It’s only the middle of the month, so you’ve got some time to get into the Halloween book/film mood. Here are some suggestions.
Sarah Smeltzer writes:
The haunted house is a staple of the horror genre and it’s easy to see why. Your house should be familiar and it should behave predictably. When your safe, warm home turns out to be something else, it’s terrifying… . But what do women do in the haunted house? How does the haunted house function as the terrain on which women work out their fears and anxieties?
Smeltzer examines three classic haunted-house stories:
- The Little Stranger by Sarah Waters
- Beloved by Toni Morrison
- Rebecca by Daphne du Maurier
She concludes that “the haunted house is a physical expression of anxiety and trauma that stems from violent misogyny.”
Furthermore, maybe the haunted house is the only way that women in the novels discussed above can process what has happened to them. There do not seem to be very many other options for their processing, after all. The women might not have the words or the protection of societal structures to articulate their fears and passions. Therefore, the entire house models itself after them, horrors and all. The physical space takes on their trauma and anxieties.

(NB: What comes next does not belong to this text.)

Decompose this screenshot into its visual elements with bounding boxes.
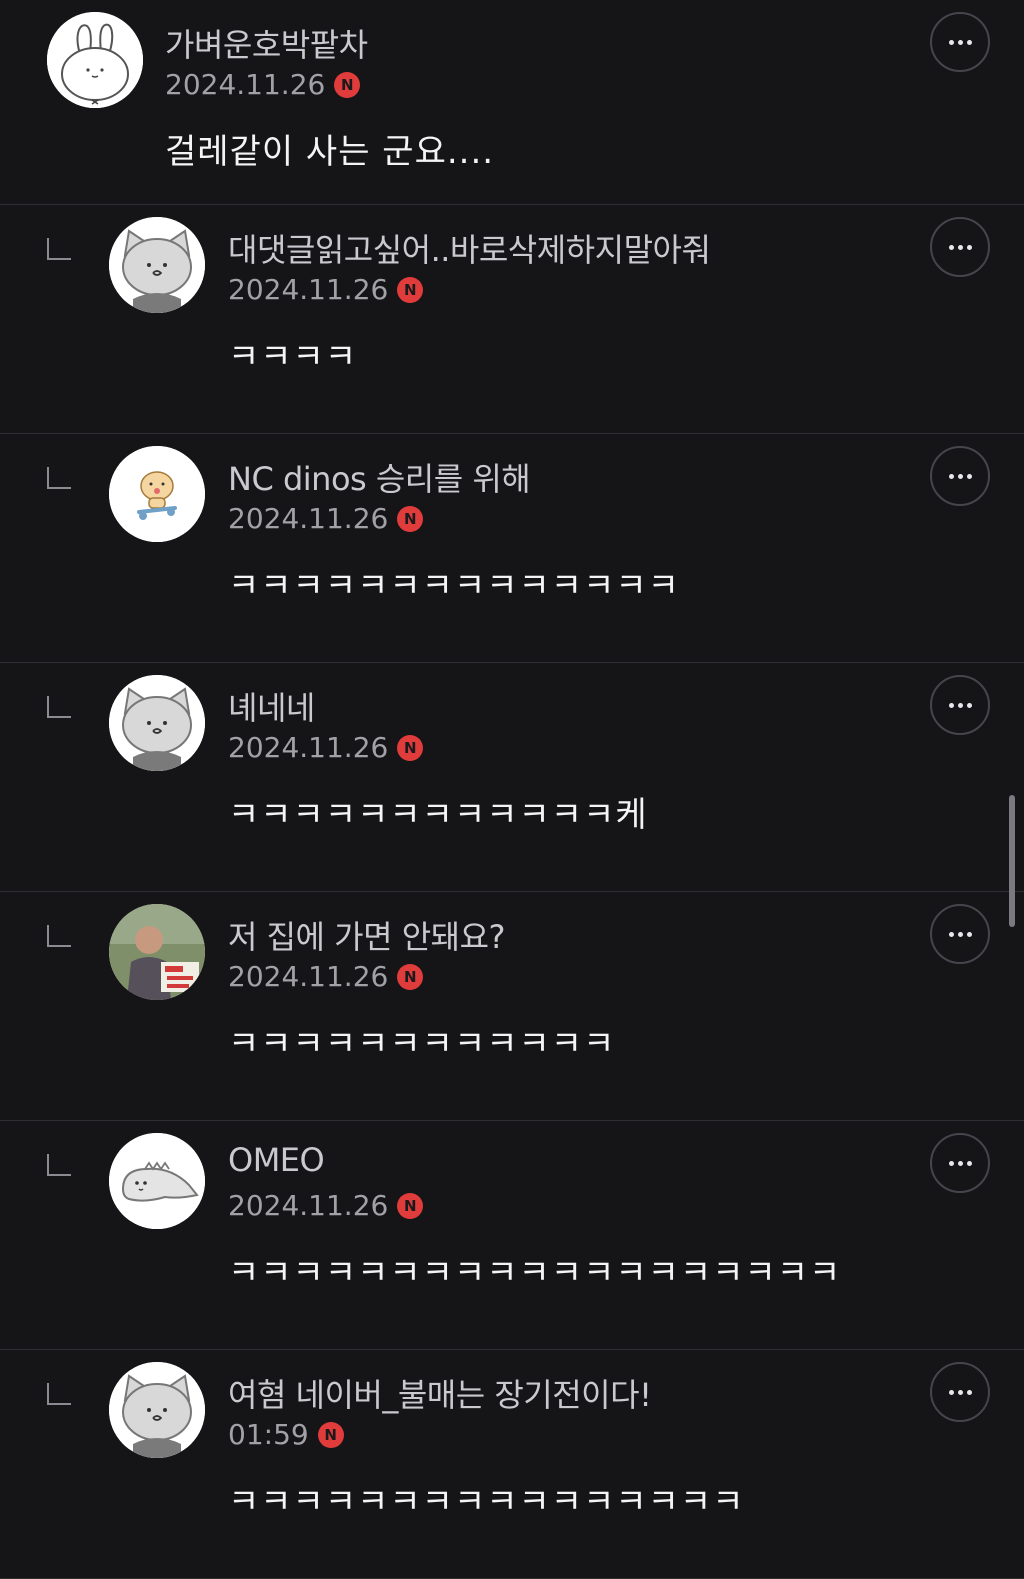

The article includes a link to a “list of classic haunted house novels” to allow readers to see if other examples follow a similar pattern.
Christine Ro presents:
just a few quotes from the novel that hint at why The Haunting of Hill House resonates when it comes to perceptions of haunted houses.
The most telling of these quotations, to me, is this one:
“In all our conscious minds, as we sit here talking, there is not one iota of belief in ghosts. Not one of us, even after last night, can say the word ‘ghost’ without a little involuntary smile. No, the menace of the supernatural is that it attacks where modern minds are weakest, where we have abandoned our protective armor of superstition and have no substitute defense. Not one of us thinks rationally that what ran through the garden last night was a ghost, and what knocked on the door was a ghost, and yet there was certainly something going on in Hill House last night, and the mind’s instinctive refuge—self-doubt—is eliminated. We cannot say, ‘It was my imagination,’ because three other people were there too.”
This list is broken into categories:
- Gothic movies based on books
- Original gothic movies
- Gothic TV
And there’s an added bonus: a list of several links to related articles about all things gothic
Yes, haunted houses are a staple of Halloween lore, but here are some books that offer different versions of scary and spooky.
YA (young adult) novels are often short, so you probably have time to squeeze in at least one or two of these before October 31st.
we’ve rounded up a list of new books to read for Halloween, including an upcoming release from Stephen King. From spine-tingling horror to twisty psychological thrillers to historical novels full of mysterious creatures, these books are sure to get you in the spooky spirit.
In the show, New Zealand journalist David Farrier visits an array of peculiar or dangerous places around the world to see what he can learn. Most people who participate in “dark tourism” travel to places that have, historically, been connected to tragedy, death, or other dark topics.
This article isn’t limited to Halloween; it’s appropriate for the fall season. Romeo Rosales is “excited for the fall beers that hit market shelves to welcome the change in weather and season.”
I am not claiming to know an actual science behind which dark beers should be paired with which dark read. You could pair your favorite dark beer with any dark book, but I have a few book and beer recommendations.
And if you’re not a beer drinker, presumably these books could also be read with wine, coffee, tea, or any other favorite beverage.
Here’s another article about Shirley Jackson’s The Haunting of Hill House.
Jackson was the first author to understand that “houses aren’t haunted – people are”, says Hill [writer Joe Hill, son of Stephen King]. “All the most terrible spectres are already there inside your head, just waiting for the cellar door of the subconscious to spring open so they can get out, sink their icy claws into you,” he says. “In the story, the house toys with the minds of our heroes just like the cat with the mouse: with a fascinated, joyful cruelty. Nothing is more terrifying than being betrayed by your own senses and psyche.”
You can also read what other horror writers have to say about Jackson’s novel.
As for the new Netflix adaptation, the description indicates that it makes many major changes in the source material. I plan to watch it at some point to see if it’s true to the novel’s spirit despite the changes.